I
È segno incolore, dimora spaesata ogni gesto di pace, un saluto, un abbraccio, che un niente all’improvviso divide e tramuta in sventura. Nascono dalla stessa pianta velocemente il bene e il male e con cento teste di cenere cresce incessante la nostra paura.
II
Afferrala per il ciuffo rapidamente, perché sai nella nuca è calva, colei ch’è tanto posta in croce anche da chi dovrebbe amarla. I grandi cerchi d’acqua, come un respiro, un dettaglio che si frantuma, nascono tutti dal medesimo punto che in un istante li muove come verso un sonno e in un sonno scompare.
III
Se non hai più voce prova a rubarla a chi non può parlare, affrettati ora che l’alba è già nel rosso di un tramonto. Anche la terra si deformerà in una crosta molle senza misura, ma avvolta nel suo mantello intatto durerà nei secoli come la notte la nostra smisurata paura.
IV
La velocità è una variazione di grandezza, una parola bucata da restaurare. La velocità accecante del ghepardo, del falco in picchiata... la velocità nel terso stupore alla finestra del vento, del mare. La velocità è complementare alla lentezza. La velocità di fuga, sai, è la velocità minima iniziale a cui un oggetto senza propulsione si muove per potersi allontanare.
V
Una forza mutilante è l’amore, dimora dorata di povertà, ponte senza arcate che spezza e congiunge rive lontane. Nei tuoi occhi, se chiudo i miei, l’azzurro assorto d’oltremare, l’incanto e la paura, una fuga a perdifiato nei campi, una rosa purpurea trafitta che disfiora e vive a metà.
VI
Squarcia il vento un cielo duro, alle folate la pioggia apre nel chiarore dei monti varchi invisibili. Férmati un poco, arresta il passo in questo luogo. Consurge puella! Ci sono fuochi ancora accesi e altra terra solforosa e volatile. Si piega come un arco tra un dono e la memoria quel ramo di ciliegio, ci sfiora con le sue piccole foglie avvizzite. Ci sono radure, sai, e cavalli veloci pronti a partire e vecchie stazioni di sosta nell’intrico della foresta.
VII
La velocità è cieca. Avvince, avvolge, impedisce di vedere. Non è piombo l’accidia, mi dici, e neppure indizio di ogni male ma un inizio obliquo di lentezza. Risalgono fino alla superficie liscia dell’acqua le bolle d’aria senza fretta e in un punto invisibile si dissolvono per ricomporsi e tornare alla vita.
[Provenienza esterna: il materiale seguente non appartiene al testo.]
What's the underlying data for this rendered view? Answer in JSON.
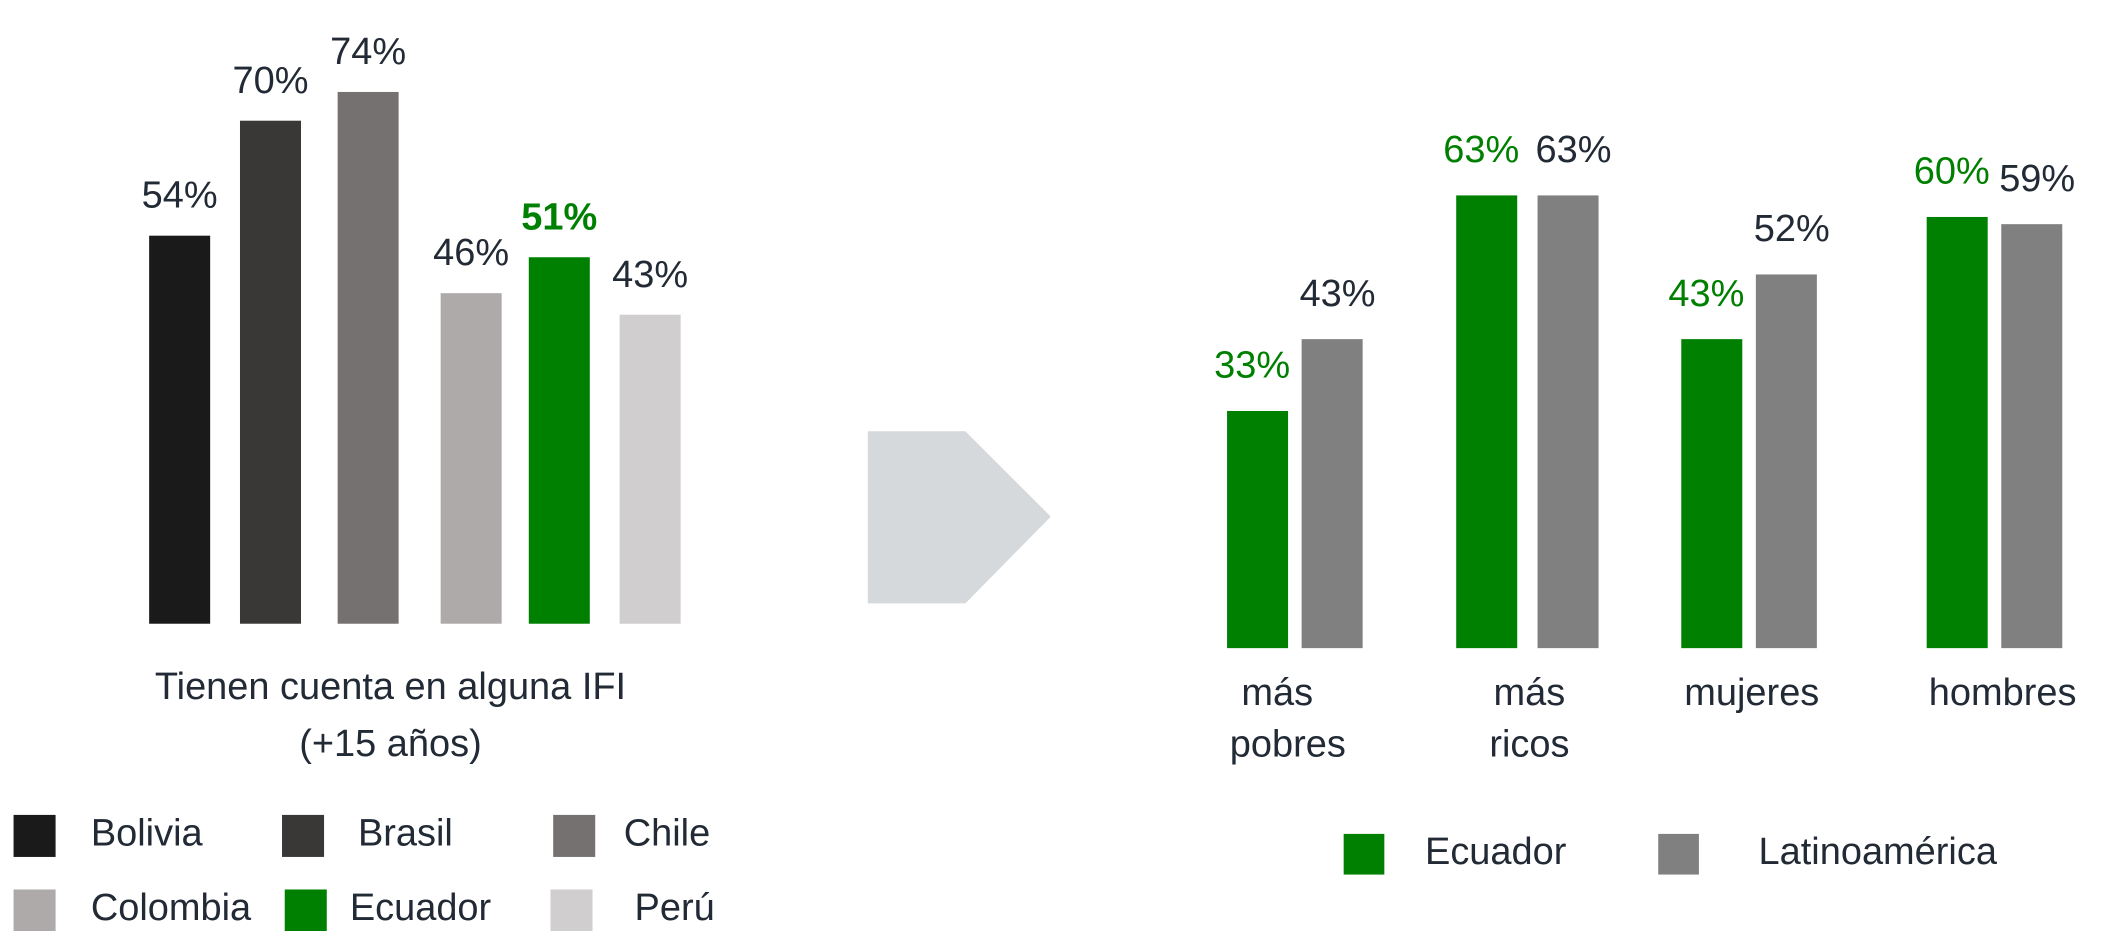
{
  "chart_data": [
    {
      "type": "bar",
      "title": "Tienen cuenta en alguna IFI",
      "subtitle": "(+15 años)",
      "categories": [
        "Bolivia",
        "Brasil",
        "Chile",
        "Colombia",
        "Ecuador",
        "Perú"
      ],
      "values": [
        54,
        70,
        74,
        46,
        51,
        43
      ],
      "value_labels": [
        "54%",
        "70%",
        "74%",
        "46%",
        "51%",
        "43%"
      ],
      "colors": [
        "#1a1a1a",
        "#3a3837",
        "#767171",
        "#aeaaaa",
        "#008000",
        "#d0cece"
      ],
      "ylim": [
        0,
        100
      ]
    },
    {
      "type": "grouped_bar",
      "categories": [
        "más pobres",
        "más ricos",
        "mujeres",
        "hombres"
      ],
      "series": [
        {
          "name": "Ecuador",
          "color": "#008000",
          "values": [
            33,
            63,
            43,
            60
          ],
          "value_labels": [
            "33%",
            "63%",
            "43%",
            "60%"
          ]
        },
        {
          "name": "Latinoamérica",
          "color": "#808080",
          "values": [
            43,
            63,
            52,
            59
          ],
          "value_labels": [
            "43%",
            "63%",
            "52%",
            "59%"
          ]
        }
      ],
      "ylim": [
        0,
        100
      ]
    }
  ]
}
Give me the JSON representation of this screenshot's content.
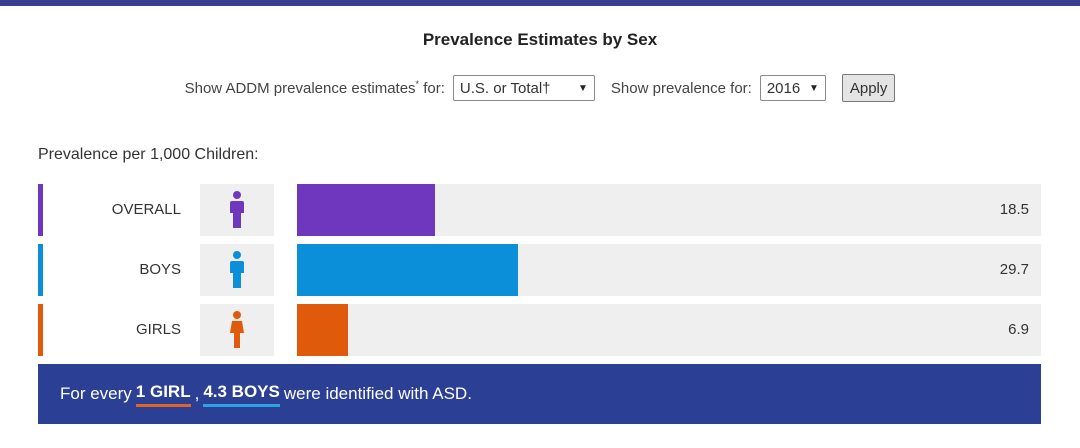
{
  "header": {
    "title": "Prevalence Estimates by Sex"
  },
  "controls": {
    "region_label": "Show ADDM prevalence estimates",
    "region_label_mark": "*",
    "region_label_suffix": "for:",
    "region_value": "U.S. or Total†",
    "year_label": "Show prevalence for:",
    "year_value": "2016",
    "apply_label": "Apply"
  },
  "chart_data": {
    "type": "bar",
    "orientation": "horizontal",
    "subtitle": "Prevalence per 1,000 Children:",
    "categories": [
      "OVERALL",
      "BOYS",
      "GIRLS"
    ],
    "values": [
      18.5,
      29.7,
      6.9
    ],
    "value_labels": [
      "18.5",
      "29.7",
      "6.9"
    ],
    "colors": [
      "#6f36be",
      "#0a8fd8",
      "#e05a0c"
    ],
    "icons": [
      "person-icon",
      "male-person-icon",
      "female-person-icon"
    ],
    "xlim": [
      0,
      100
    ],
    "grid": false,
    "legend": "none"
  },
  "banner": {
    "prefix": "For every",
    "girl_text": "1 GIRL",
    "sep": ",",
    "boys_text": "4.3 BOYS",
    "suffix": "were identified with ASD."
  }
}
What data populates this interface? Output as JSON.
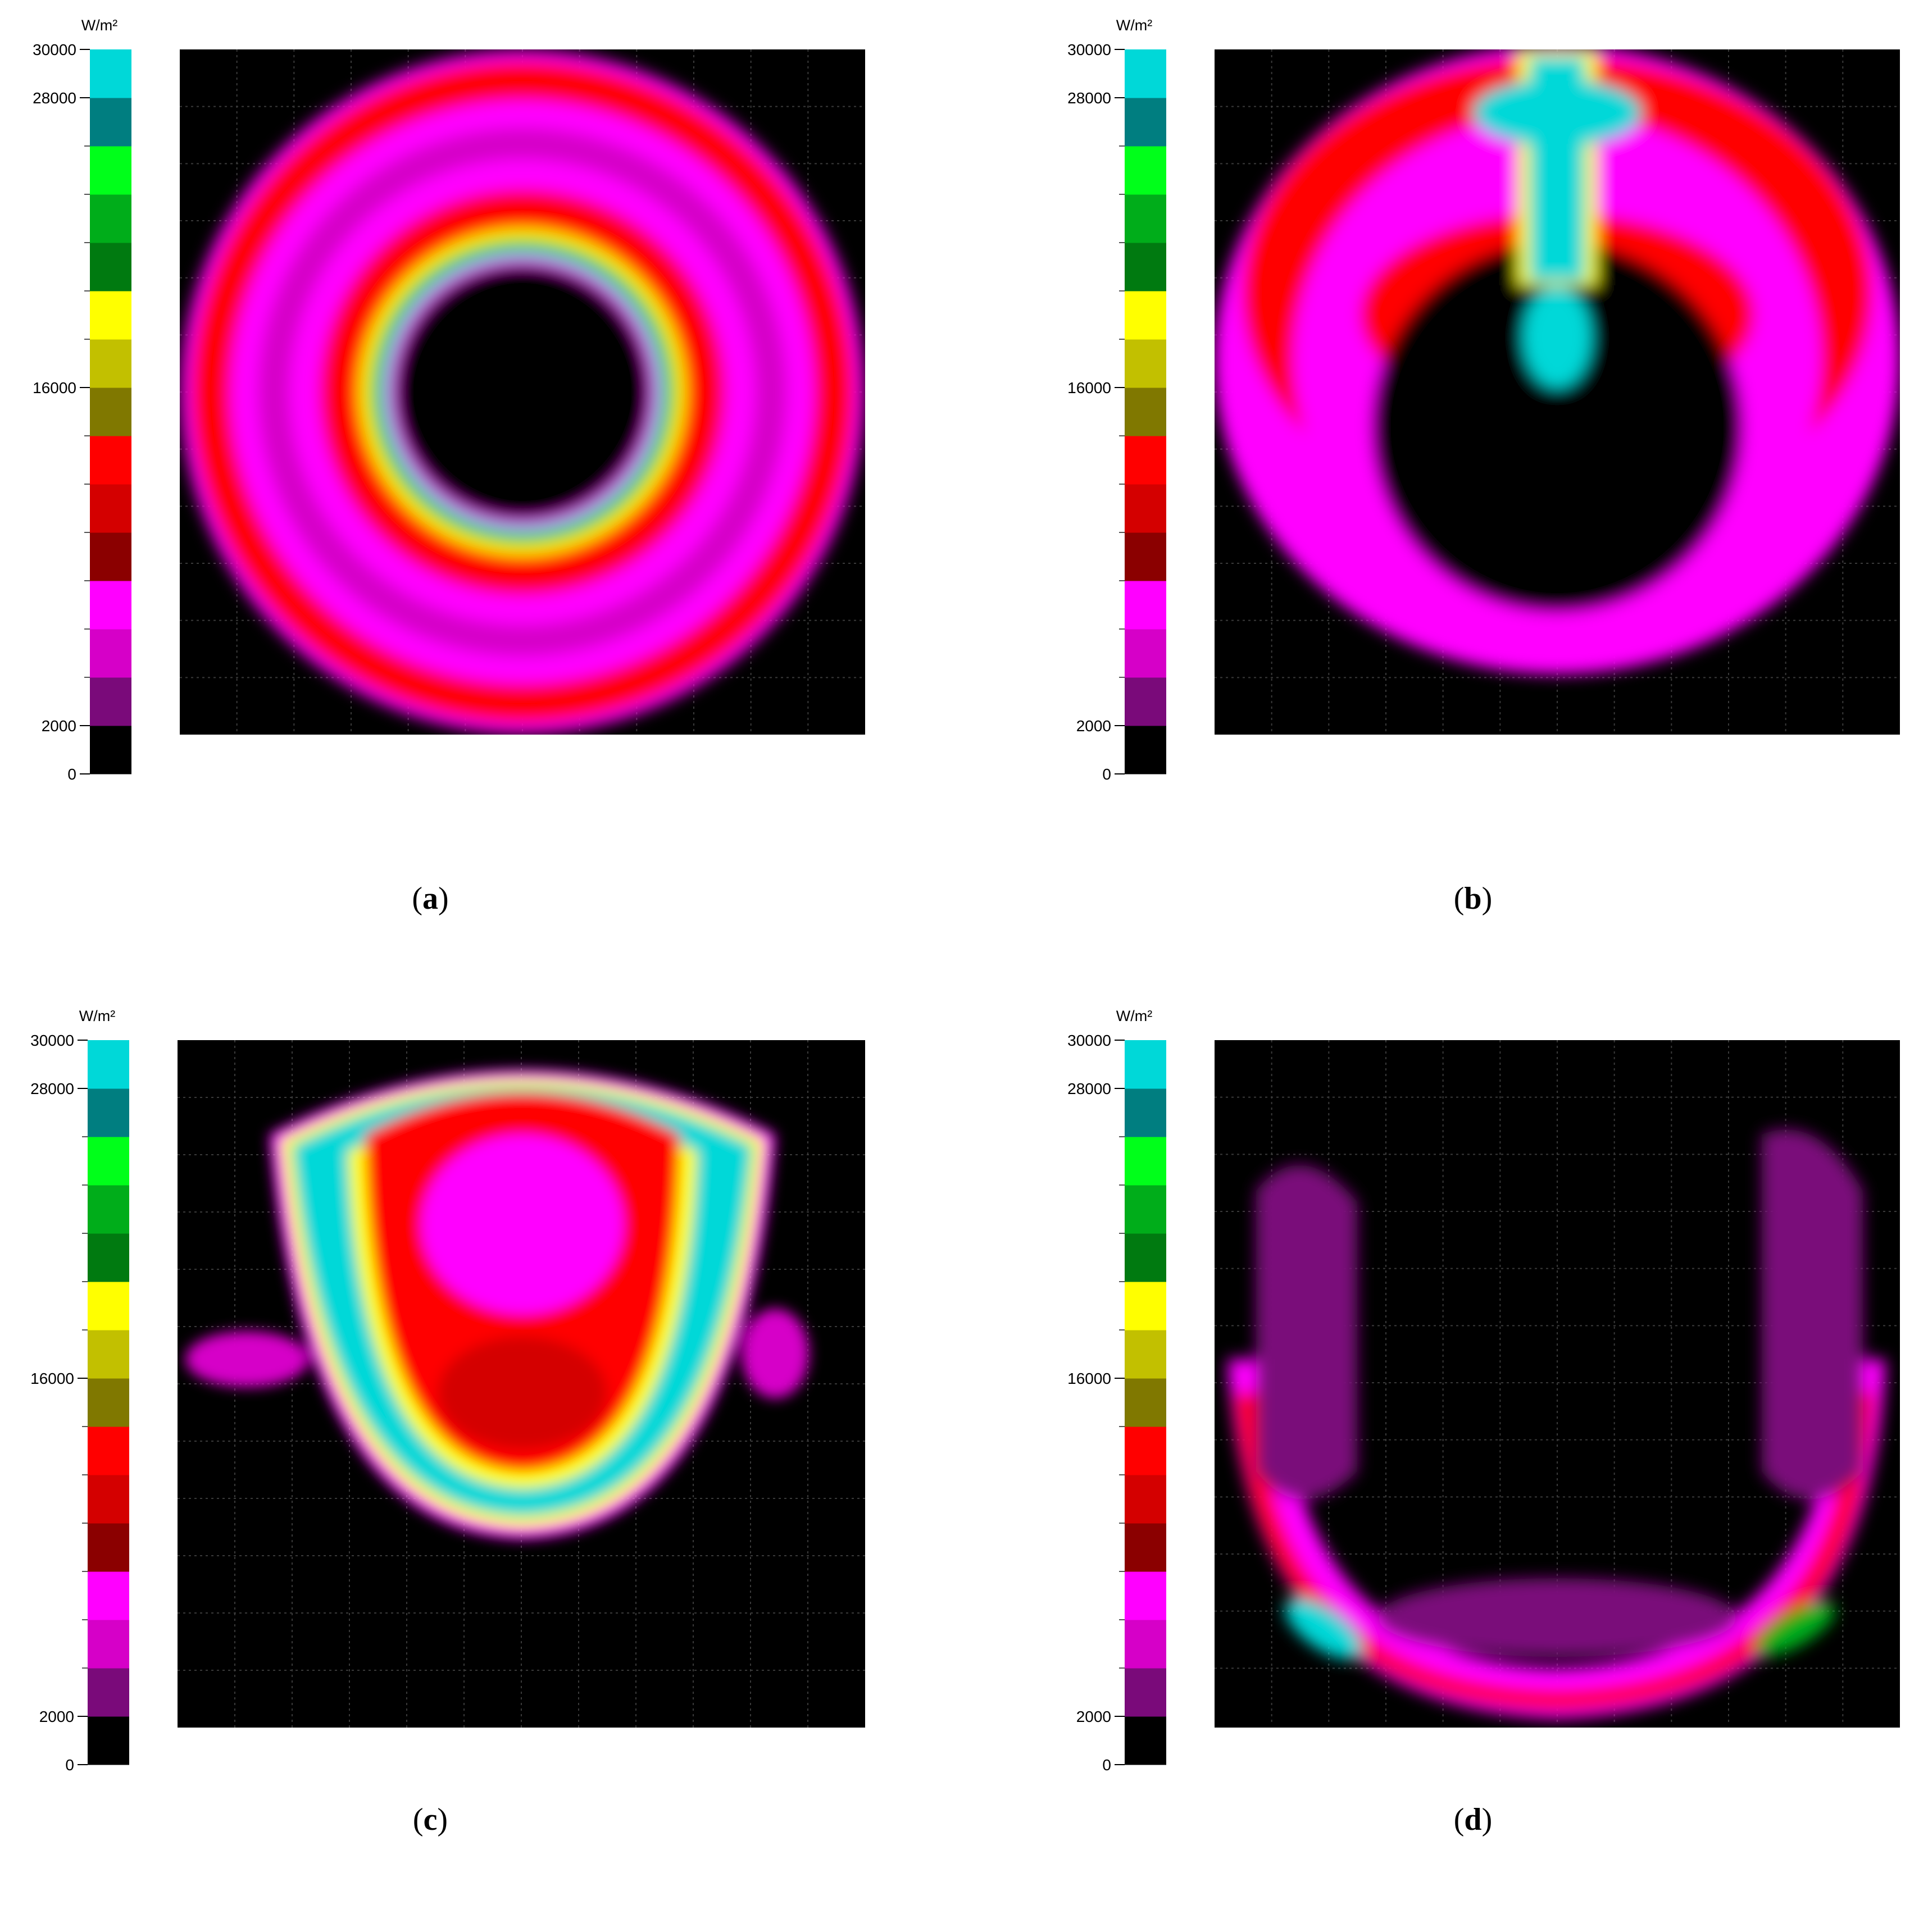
{
  "colorbar": {
    "unit": "W/m²",
    "tick_labels": [
      "30000",
      "28000",
      "16000",
      "2000",
      "0"
    ],
    "levels": [
      {
        "label": "0–2000",
        "color": "#000000"
      },
      {
        "color": "#7a0a7a"
      },
      {
        "color": "#d600c8"
      },
      {
        "color": "#ff00ff"
      },
      {
        "color": "#8b0000"
      },
      {
        "color": "#d40000"
      },
      {
        "color": "#ff0000"
      },
      {
        "color": "#807800"
      },
      {
        "color": "#c2c000"
      },
      {
        "color": "#ffff00"
      },
      {
        "color": "#007a10"
      },
      {
        "color": "#00ad1a"
      },
      {
        "color": "#00ff1a"
      },
      {
        "color": "#007e80"
      },
      {
        "label": "28000–30000",
        "color": "#00d8d8"
      }
    ]
  },
  "panels": [
    {
      "id": "a",
      "label": "a"
    },
    {
      "id": "b",
      "label": "b"
    },
    {
      "id": "c",
      "label": "c"
    },
    {
      "id": "d",
      "label": "d"
    }
  ],
  "chart_data": [
    {
      "type": "heatmap",
      "panel": "a",
      "colorbar_unit": "W/m²",
      "colorbar_ticks": [
        0,
        2000,
        16000,
        28000,
        30000
      ],
      "pattern": "full annulus with hot inner ring"
    },
    {
      "type": "heatmap",
      "panel": "b",
      "colorbar_unit": "W/m²",
      "colorbar_ticks": [
        0,
        2000,
        16000,
        28000,
        30000
      ],
      "pattern": "annulus with hot vertical jet at top"
    },
    {
      "type": "heatmap",
      "panel": "c",
      "colorbar_unit": "W/m²",
      "colorbar_ticks": [
        0,
        2000,
        16000,
        28000,
        30000
      ],
      "pattern": "filled cup-shaped region with hot edges"
    },
    {
      "type": "heatmap",
      "panel": "d",
      "colorbar_unit": "W/m²",
      "colorbar_ticks": [
        0,
        2000,
        16000,
        28000,
        30000
      ],
      "pattern": "open U-shaped arc, hot at lower sides"
    }
  ]
}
Soltanto la polvere preserva ogni traccia, ogni cosa che ricade in se stessa e disseccandosi scompare.
VIII
La neve che cade... che appanna i vetri della finestra, i campi, i passi sordi di mia madre... la neve ostinata che salva il torpore di un paesaggio incompiuto ed elementare. Nessuno s’affretta, ogni cosa rimane immobile e indifesa come un suono disarticolato sulla pagina di un sillabario. Non è poco questo giorno assurdo e sconfinato nella luce breve del solstizio, non è follia nell’attesa immaginare un altro giorno che nasce e si consuma senza perdita e senza profitto, così inutile e umano...
IX
A noi che a nostro danno abbiamo generato un mondo che non serve, moltiplicando velocemente ogni altro inganno, questo giorno di scadenze interrotte, di agende da annullare, questo silenzio di neve è un breve passaggio scombinato, un richiamo impercettibile come un seme, un fiore che le parole non sanno più nominare.
X
Si sgranano le dita sul tamburo piegano la lentezza, la materia, il fragore dell’oceano a Inishmore, del vento che sradica e lascia arida e salata la terra. Ai bordi il suono è più acuto, colpisce veloce, scompagina la memoria chiusa nelle cose, è assordante come il sangue dei bambini uccisi a Gaza. Sono colpi esplosi contro il Sole, contro gli dèi e le stelle, se non trema nel vuoto la mano e non s’arresta nel bianco di un foglio dove tutto ancora può accadere.